No, I understand that, but why was it set in some individual mask if you
need to clean it in the "any" mask?
> > > @@ -10770,11 +10855,10 @@ rs6000_secondary_reload_memory (rtx addr
> > > & ~RELOAD_REG_AND_M16);
> > >
> > > /* If the register allocator hasn't made up its mind yet on the register
> > > - class to use, settle on defaults to use. */
> > > + class to use, use the default address mask bits. */
> > > else if (rclass == NO_REGS)
> > And this *does* mean register class.
> No, in the context of the code, it means reload register class.
rclass is a register class. NO_REGS is a register class. "rc" isn't.
> The whole
> point is to reduce all of the normal register classes just to the 3 hardware
> register types.
Yes, so don't call it register class. Don't use the same word for two
different things, esp. when one is used all over the place already.

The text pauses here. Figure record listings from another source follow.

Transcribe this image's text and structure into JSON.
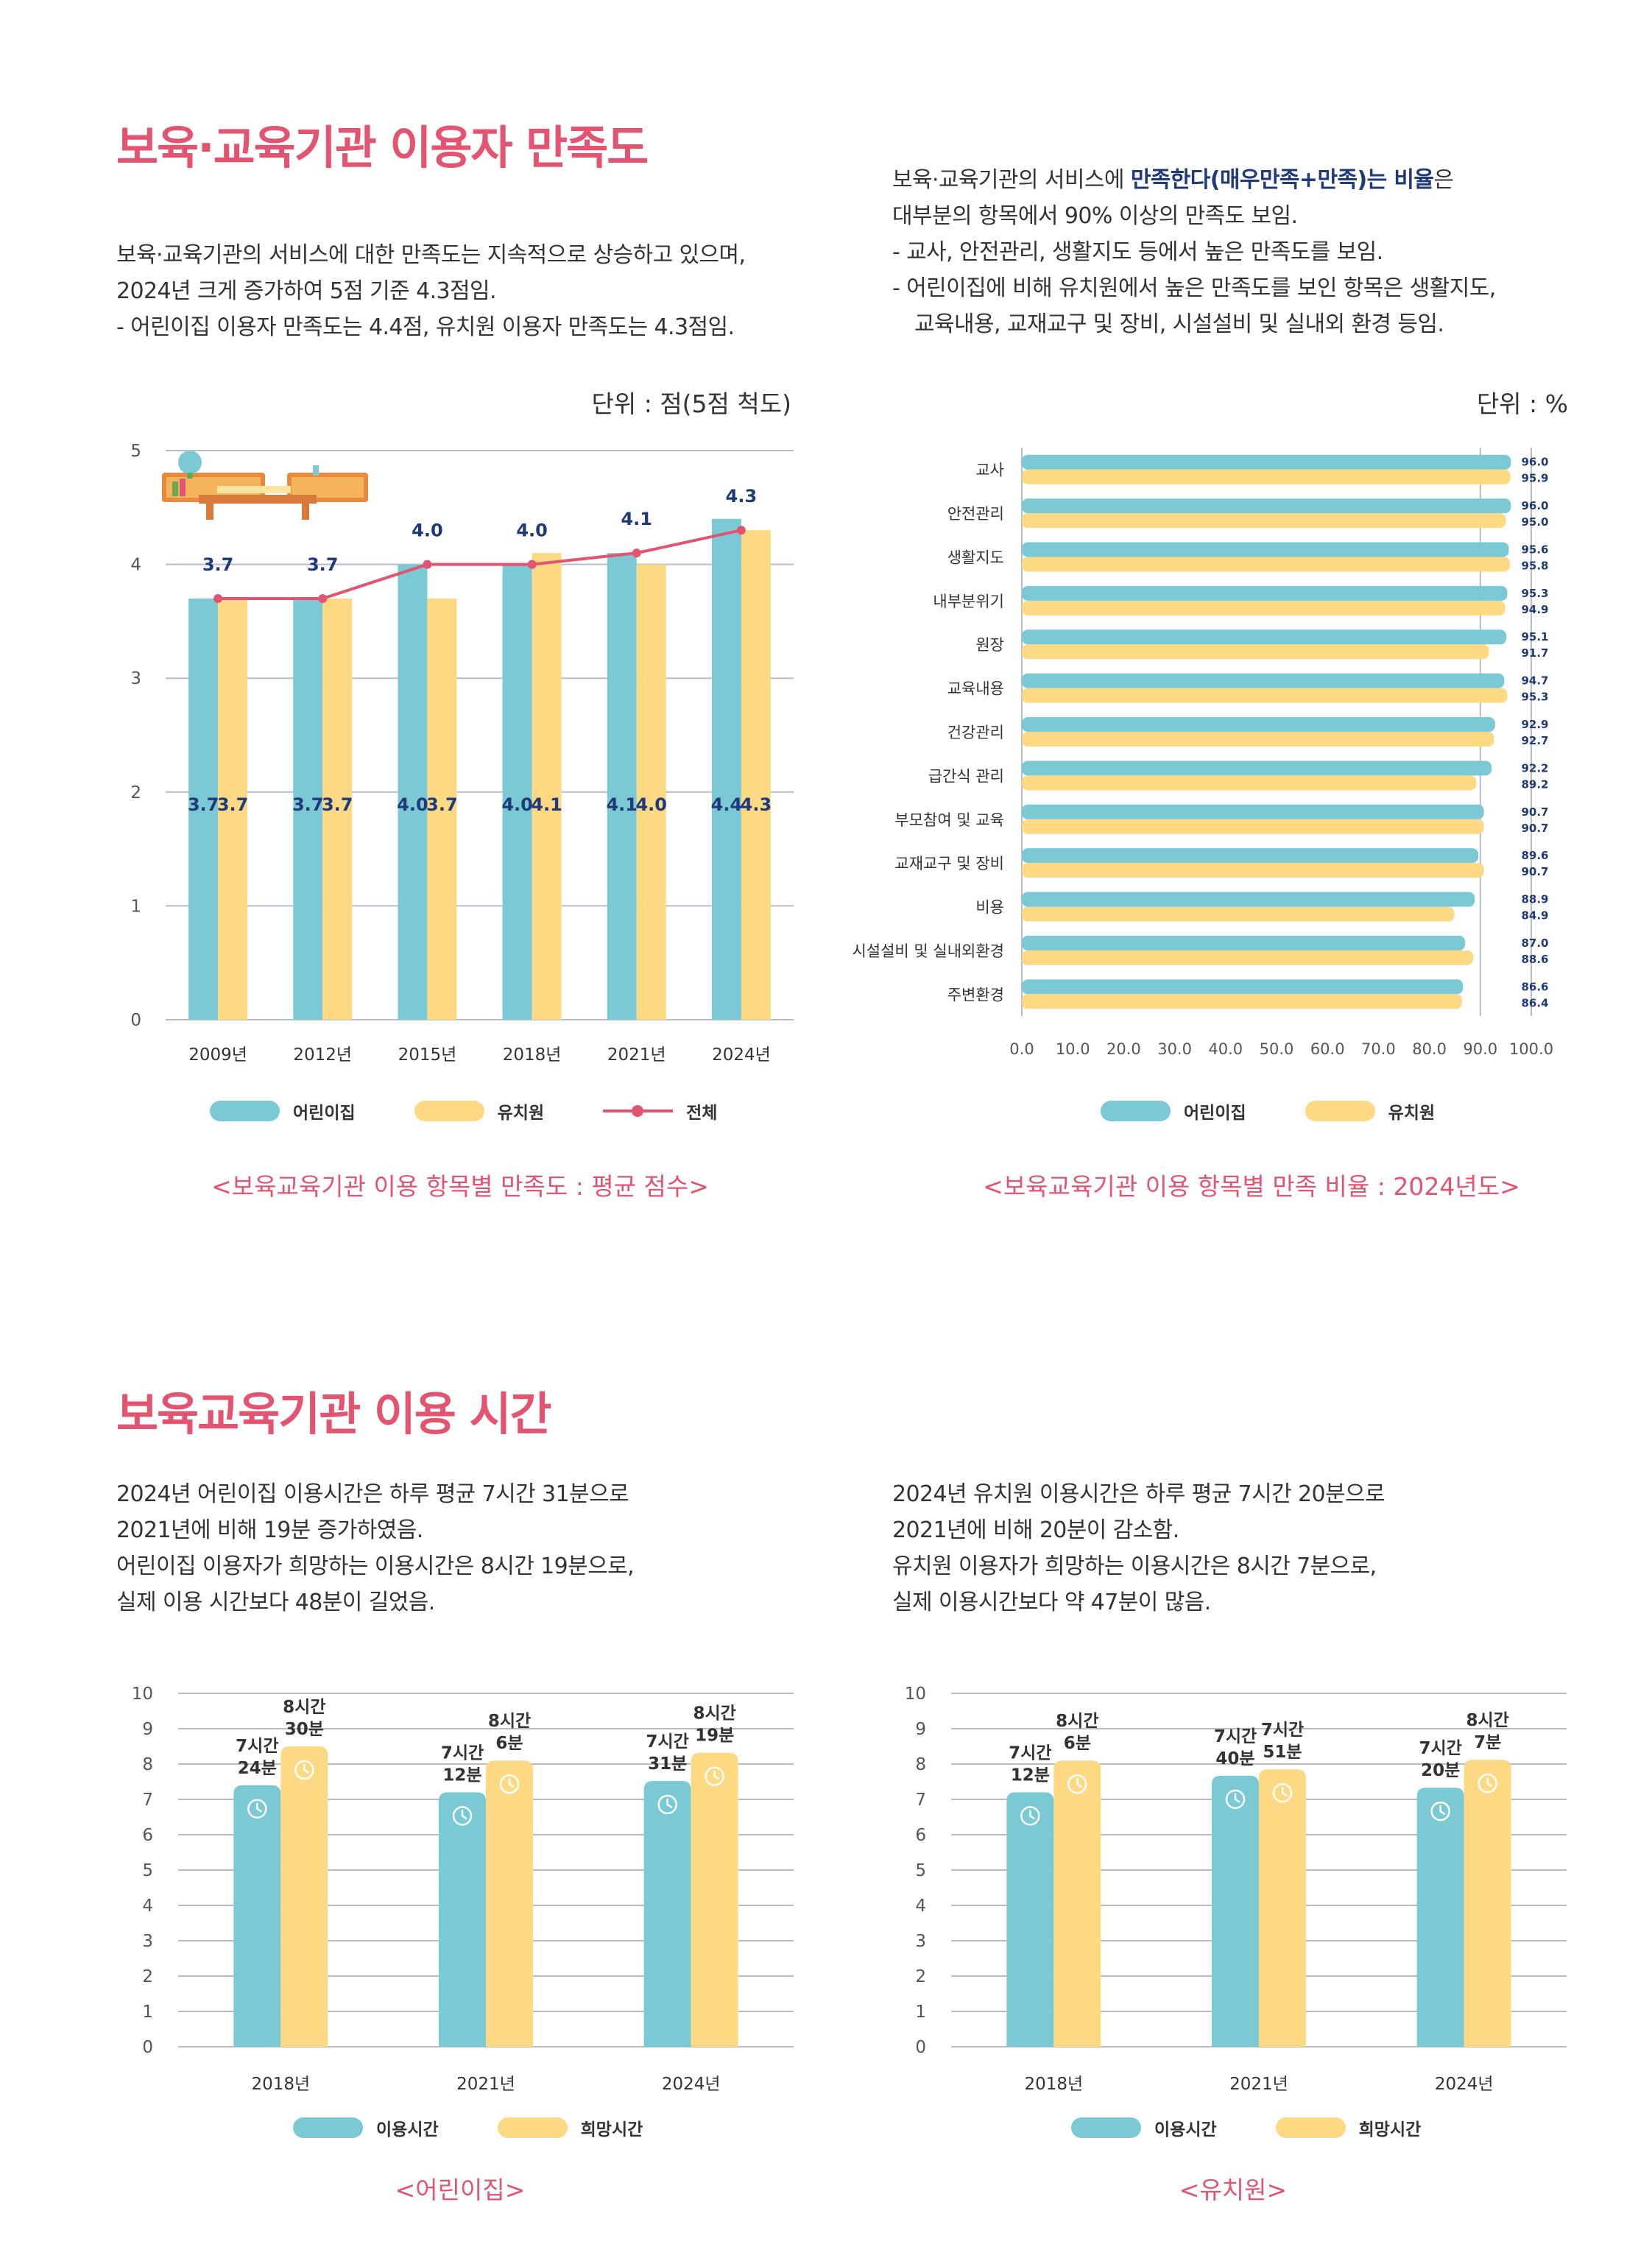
{
  "colors": {
    "accent": "#e2546f",
    "daycare": "#7ac9d4",
    "kinder": "#fdd983",
    "line": "#e2546f",
    "navy": "#1f3a7a",
    "grid": "#b6bcc8"
  },
  "section1": {
    "title": "보육·교육기관 이용자 만족도",
    "left_text": [
      "보육·교육기관의 서비스에 대한 만족도는 지속적으로 상승하고 있으며,",
      "2024년 크게 증가하여 5점 기준 4.3점임.",
      "- 어린이집 이용자 만족도는 4.4점, 유치원 이용자 만족도는 4.3점임."
    ],
    "right_text": {
      "l1a": "보육·교육기관의 서비스에 ",
      "l1b": "만족한다(매우만족+만족)는 비율",
      "l1c": "은",
      "l2": "대부분의 항목에서 90% 이상의 만족도 보임.",
      "l3": "- 교사, 안전관리, 생활지도 등에서 높은 만족도를 보임.",
      "l4": "- 어린이집에 비해 유치원에서 높은 만족도를 보인 항목은 생활지도,",
      "l5": "교육내용, 교재교구 및 장비, 시설설비 및 실내외 환경 등임."
    }
  },
  "section2": {
    "title": "보육교육기관 이용 시간",
    "left_text": [
      "2024년 어린이집 이용시간은 하루 평균 7시간 31분으로",
      "2021년에 비해 19분 증가하였음.",
      "어린이집 이용자가 희망하는 이용시간은 8시간 19분으로,",
      "실제 이용 시간보다 48분이 길었음."
    ],
    "right_text": [
      "2024년 유치원 이용시간은 하루 평균 7시간 20분으로",
      "2021년에 비해 20분이 감소함.",
      "유치원 이용자가 희망하는 이용시간은 8시간 7분으로,",
      "실제 이용시간보다 약 47분이 많음."
    ]
  },
  "chart_data": [
    {
      "type": "bar",
      "caption": "<보육교육기관 이용 항목별 만족도 : 평균 점수>",
      "unit": "단위 : 점(5점 척도)",
      "categories": [
        "2009년",
        "2012년",
        "2015년",
        "2018년",
        "2021년",
        "2024년"
      ],
      "series": [
        {
          "name": "어린이집",
          "values": [
            3.7,
            3.7,
            4.0,
            4.0,
            4.1,
            4.4
          ]
        },
        {
          "name": "유치원",
          "values": [
            3.7,
            3.7,
            3.7,
            4.1,
            4.0,
            4.3
          ]
        },
        {
          "name": "전체",
          "type": "line",
          "values": [
            3.7,
            3.7,
            4.0,
            4.0,
            4.1,
            4.3
          ]
        }
      ],
      "ylim": [
        0,
        5
      ],
      "yticks": [
        0,
        1,
        2,
        3,
        4,
        5
      ],
      "grid": true,
      "legend": "bottom"
    },
    {
      "type": "bar",
      "orientation": "horizontal",
      "caption": "<보육교육기관 이용 항목별 만족 비율 : 2024년도>",
      "unit": "단위 : %",
      "categories": [
        "교사",
        "안전관리",
        "생활지도",
        "내부분위기",
        "원장",
        "교육내용",
        "건강관리",
        "급간식 관리",
        "부모참여 및 교육",
        "교재교구 및 장비",
        "비용",
        "시설설비 및 실내외환경",
        "주변환경"
      ],
      "series": [
        {
          "name": "어린이집",
          "values": [
            96.0,
            96.0,
            95.6,
            95.3,
            95.1,
            94.7,
            92.9,
            92.2,
            90.7,
            89.6,
            88.9,
            87.0,
            86.6
          ]
        },
        {
          "name": "유치원",
          "values": [
            95.9,
            95.0,
            95.8,
            94.9,
            91.7,
            95.3,
            92.7,
            89.2,
            90.7,
            90.7,
            84.9,
            88.6,
            86.4
          ]
        }
      ],
      "xlim": [
        0,
        100
      ],
      "xticks": [
        "0.0",
        "10.0",
        "20.0",
        "30.0",
        "40.0",
        "50.0",
        "60.0",
        "70.0",
        "80.0",
        "90.0",
        "100.0"
      ],
      "legend": "bottom"
    },
    {
      "type": "bar",
      "caption": "<어린이집>",
      "categories": [
        "2018년",
        "2021년",
        "2024년"
      ],
      "series": [
        {
          "name": "이용시간",
          "values": [
            7.4,
            7.2,
            7.52
          ],
          "labels": [
            "7시간\n24분",
            "7시간\n12분",
            "7시간\n31분"
          ]
        },
        {
          "name": "희망시간",
          "values": [
            8.5,
            8.1,
            8.32
          ],
          "labels": [
            "8시간\n30분",
            "8시간\n6분",
            "8시간\n19분"
          ]
        }
      ],
      "ylim": [
        0,
        10
      ],
      "yticks": [
        0,
        1,
        2,
        3,
        4,
        5,
        6,
        7,
        8,
        9,
        10
      ],
      "legend": "bottom"
    },
    {
      "type": "bar",
      "caption": "<유치원>",
      "categories": [
        "2018년",
        "2021년",
        "2024년"
      ],
      "series": [
        {
          "name": "이용시간",
          "values": [
            7.2,
            7.67,
            7.33
          ],
          "labels": [
            "7시간\n12분",
            "7시간\n40분",
            "7시간\n20분"
          ]
        },
        {
          "name": "희망시간",
          "values": [
            8.1,
            7.85,
            8.12
          ],
          "labels": [
            "8시간\n6분",
            "7시간\n51분",
            "8시간\n7분"
          ]
        }
      ],
      "ylim": [
        0,
        10
      ],
      "yticks": [
        0,
        1,
        2,
        3,
        4,
        5,
        6,
        7,
        8,
        9,
        10
      ],
      "legend": "bottom"
    }
  ]
}
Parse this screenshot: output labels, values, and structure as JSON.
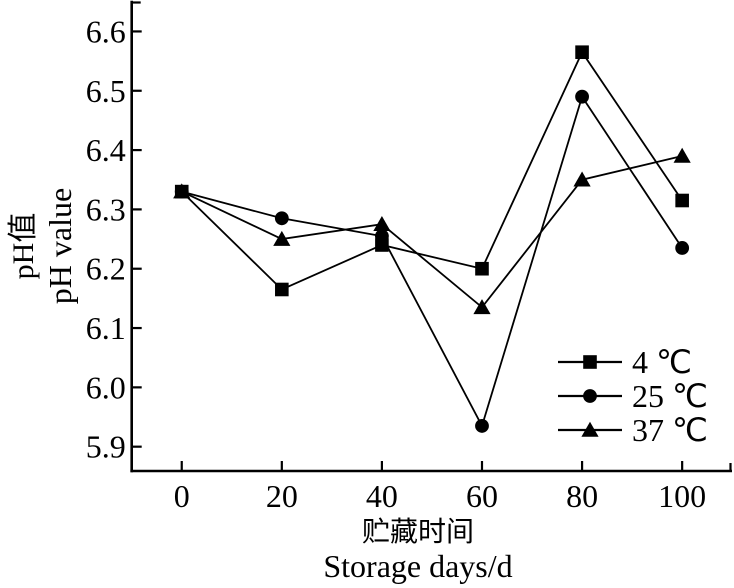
{
  "chart_data": {
    "type": "line",
    "title": "",
    "x": [
      0,
      20,
      40,
      60,
      80,
      100
    ],
    "series": [
      {
        "name": "4 ℃",
        "marker": "square",
        "values": [
          6.33,
          6.165,
          6.24,
          6.2,
          6.565,
          6.315
        ]
      },
      {
        "name": "25 ℃",
        "marker": "circle",
        "values": [
          6.33,
          6.285,
          6.255,
          5.935,
          6.49,
          6.235
        ]
      },
      {
        "name": "37 ℃",
        "marker": "triangle",
        "values": [
          6.33,
          6.25,
          6.275,
          6.135,
          6.35,
          6.39
        ]
      }
    ],
    "xlabel_zh": "贮藏时间",
    "xlabel_en": "Storage days/d",
    "ylabel_zh": "pH值",
    "ylabel_en": "pH value",
    "x_ticks": [
      0,
      20,
      40,
      60,
      80,
      100
    ],
    "x_tick_labels": [
      "0",
      "20",
      "40",
      "60",
      "80",
      "100"
    ],
    "y_ticks": [
      5.9,
      6.0,
      6.1,
      6.2,
      6.3,
      6.4,
      6.5,
      6.6
    ],
    "y_tick_labels": [
      "5.9",
      "6.0",
      "6.1",
      "6.2",
      "6.3",
      "6.4",
      "6.5",
      "6.6"
    ],
    "xlim": [
      -10,
      110
    ],
    "ylim": [
      5.859,
      6.653
    ],
    "grid": false,
    "legend_position": "lower-right",
    "colors": {
      "line": "#000000",
      "marker": "#000000",
      "text": "#000000",
      "background": "#ffffff"
    }
  }
}
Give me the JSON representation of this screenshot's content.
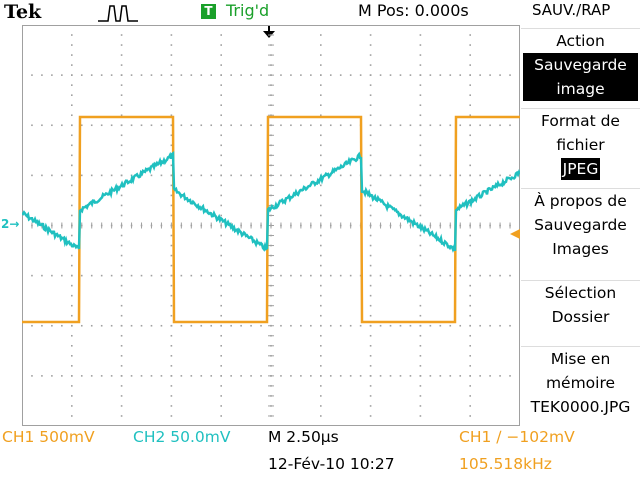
{
  "header": {
    "brand": "Tek",
    "trigger_badge": "T",
    "trigger_status": "Trig'd",
    "position": "M Pos: 0.000s",
    "menu_title": "SAUV./RAP"
  },
  "menu": [
    {
      "lines": [
        "Action"
      ],
      "value": [
        "Sauvegarde",
        "image"
      ]
    },
    {
      "lines": [
        "Format de",
        "fichier"
      ],
      "value": [
        "JPEG"
      ]
    },
    {
      "lines": [
        "À propos de",
        "Sauvegarde",
        "Images"
      ]
    },
    {
      "lines": [
        "Sélection",
        "Dossier"
      ]
    },
    {
      "lines": [
        "Mise en",
        "mémoire",
        "TEK0000.JPG"
      ]
    }
  ],
  "footer": {
    "ch1": "CH1  500mV",
    "ch2": "CH2  50.0mV",
    "timebase": "M 2.50µs",
    "datetime": "12-Fév-10 10:27",
    "trigger": "CH1 ∕ −102mV",
    "frequency": "105.518kHz"
  },
  "markers": {
    "ch2": "2→"
  },
  "colors": {
    "ch1": "#f0a020",
    "ch2": "#20c0c0",
    "trigger": "#1aa02a",
    "grid": "#a0a0a0"
  }
}
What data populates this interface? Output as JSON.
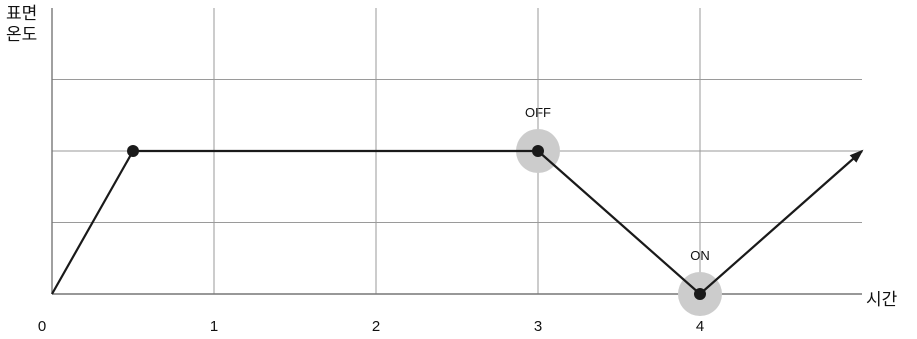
{
  "chart_data": {
    "type": "line",
    "ylabel_lines": [
      "표면",
      "온도"
    ],
    "xlabel": "시간",
    "x_ticks": [
      "0",
      "1",
      "2",
      "3",
      "4"
    ],
    "xlim": [
      0,
      5
    ],
    "ylim": [
      0,
      2
    ],
    "grid": true,
    "series": [
      {
        "x": [
          0,
          0.5,
          3,
          4,
          5
        ],
        "y": [
          0,
          1,
          1,
          0,
          1
        ],
        "color": "#1a1a1a",
        "end_arrow": true
      }
    ],
    "annotations": [
      {
        "text": "OFF",
        "x": 3,
        "y": 1
      },
      {
        "text": "ON",
        "x": 4,
        "y": 0
      }
    ],
    "colors": {
      "line": "#1a1a1a",
      "grid": "#9a9a9a",
      "highlight": "#cccccc"
    }
  }
}
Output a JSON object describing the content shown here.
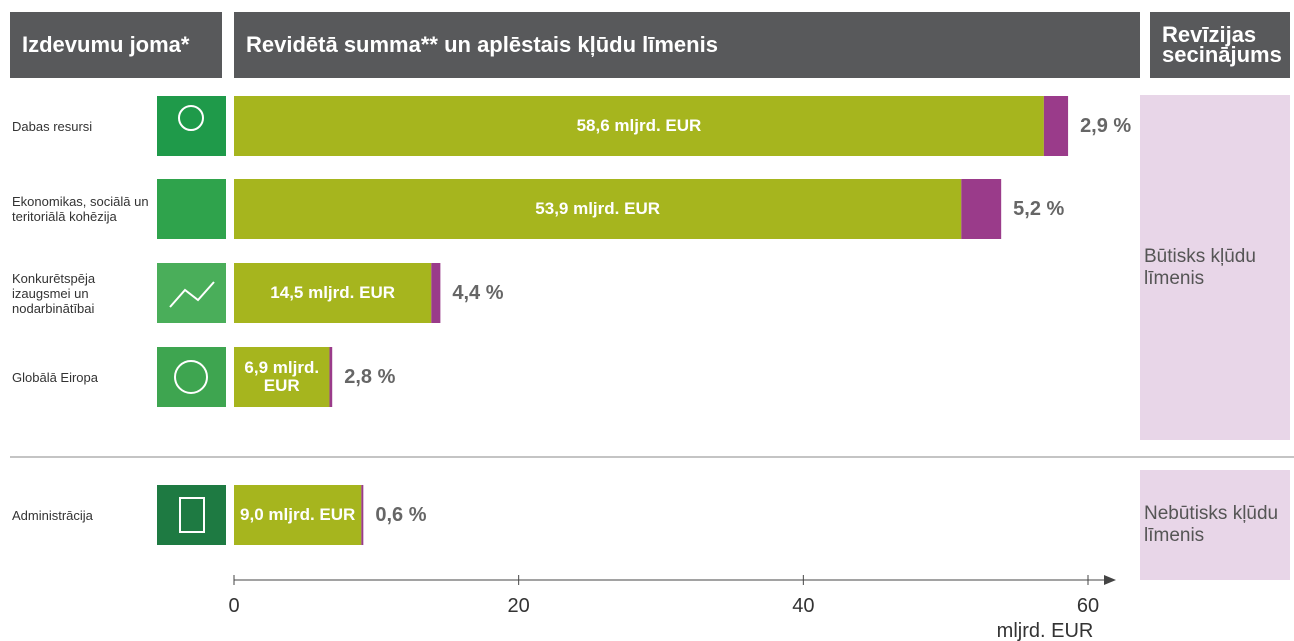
{
  "chart_data": {
    "type": "bar",
    "orientation": "horizontal",
    "headers": [
      "Izdevumu joma*",
      "Revidētā summa** un aplēstais kļūdu līmenis",
      "Revīzijas secinājums"
    ],
    "categories": [
      "Dabas resursi",
      "Ekonomikas, sociālā un teritoriālā kohēzija",
      "Konkurētspēja izaugsmei un nodarbinātībai",
      "Globālā Eiropa",
      "Administrācija"
    ],
    "values": [
      58.6,
      53.9,
      14.5,
      6.9,
      9.0
    ],
    "value_labels": [
      "58,6 mljrd. EUR",
      "53,9 mljrd. EUR",
      "14,5 mljrd. EUR",
      "6,9 mljrd. EUR",
      "9,0 mljrd. EUR"
    ],
    "error_rates": [
      2.9,
      5.2,
      4.4,
      2.8,
      0.6
    ],
    "error_labels": [
      "2,9 %",
      "5,2 %",
      "4,4 %",
      "2,8 %",
      "0,6 %"
    ],
    "conclusions": [
      "Būtisks kļūdu līmenis",
      "Nebūtisks kļūdu līmenis"
    ],
    "xlim": [
      0,
      60
    ],
    "xticks": [
      0,
      20,
      40,
      60
    ],
    "xlabel": "mljrd. EUR",
    "colors": {
      "amount": "#a6b51e",
      "error": "#9a3b8a"
    }
  }
}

> > I think this would all be much simpler with just a few lines of code instead
> > of all these tables, fwiw.
That's the core of most of this. All this precomputation is indirection
that makes things really hard to understand.
And a lot of the more problematic code is the *older* code. If you improve
that first -- *first*, that is what the earlier patches in a series are
for -- then this all will be much much easier to read and understand and
review and comment on and accept.
> > > +;; Load up a pc-relative address. Print_operand_address will append a @pcrel
> > > +;; to the symbol or label.
> > > +(define_insn "pcrel_local_addr"
> > This isn't used anywhere? Not by name, that is?
> Yes it is used in rs6000_emit_move.
Not in this patch though?
> > > + [(set (match_operand:DI 0 "gpc_reg_operand" "=b*r")
> > > + (match_operand:DI 1 "pcrel_local_address"))]
> > > + "TARGET_PCREL"
> > > + "pla %0,%a1"
> > > + [(set_attr "length" "12")])
> > I wonder if that whole "b*r" thing is useful at all these days, btw.
You mean it is useful? Or you question it too?
> > This patch changes a whole bunch of things. You probably can split it
> > into smaller, self-contained pieces.
> Not really, but I will try. However, then of course you have the issue that a
> particular patch creates a function that isn't used for a few patches, and you
> have to look at several patches all at once.
No, not if you divide things properly. You *never* need to introduce more
than one thing at once, if they all are unused!
Multiple concepts in one patch is a LOT of work to review. It is MUCH
less work to review 50 focused patches than to review just 5 doing the
same, even if those 50 make up twice as many lines of patch total.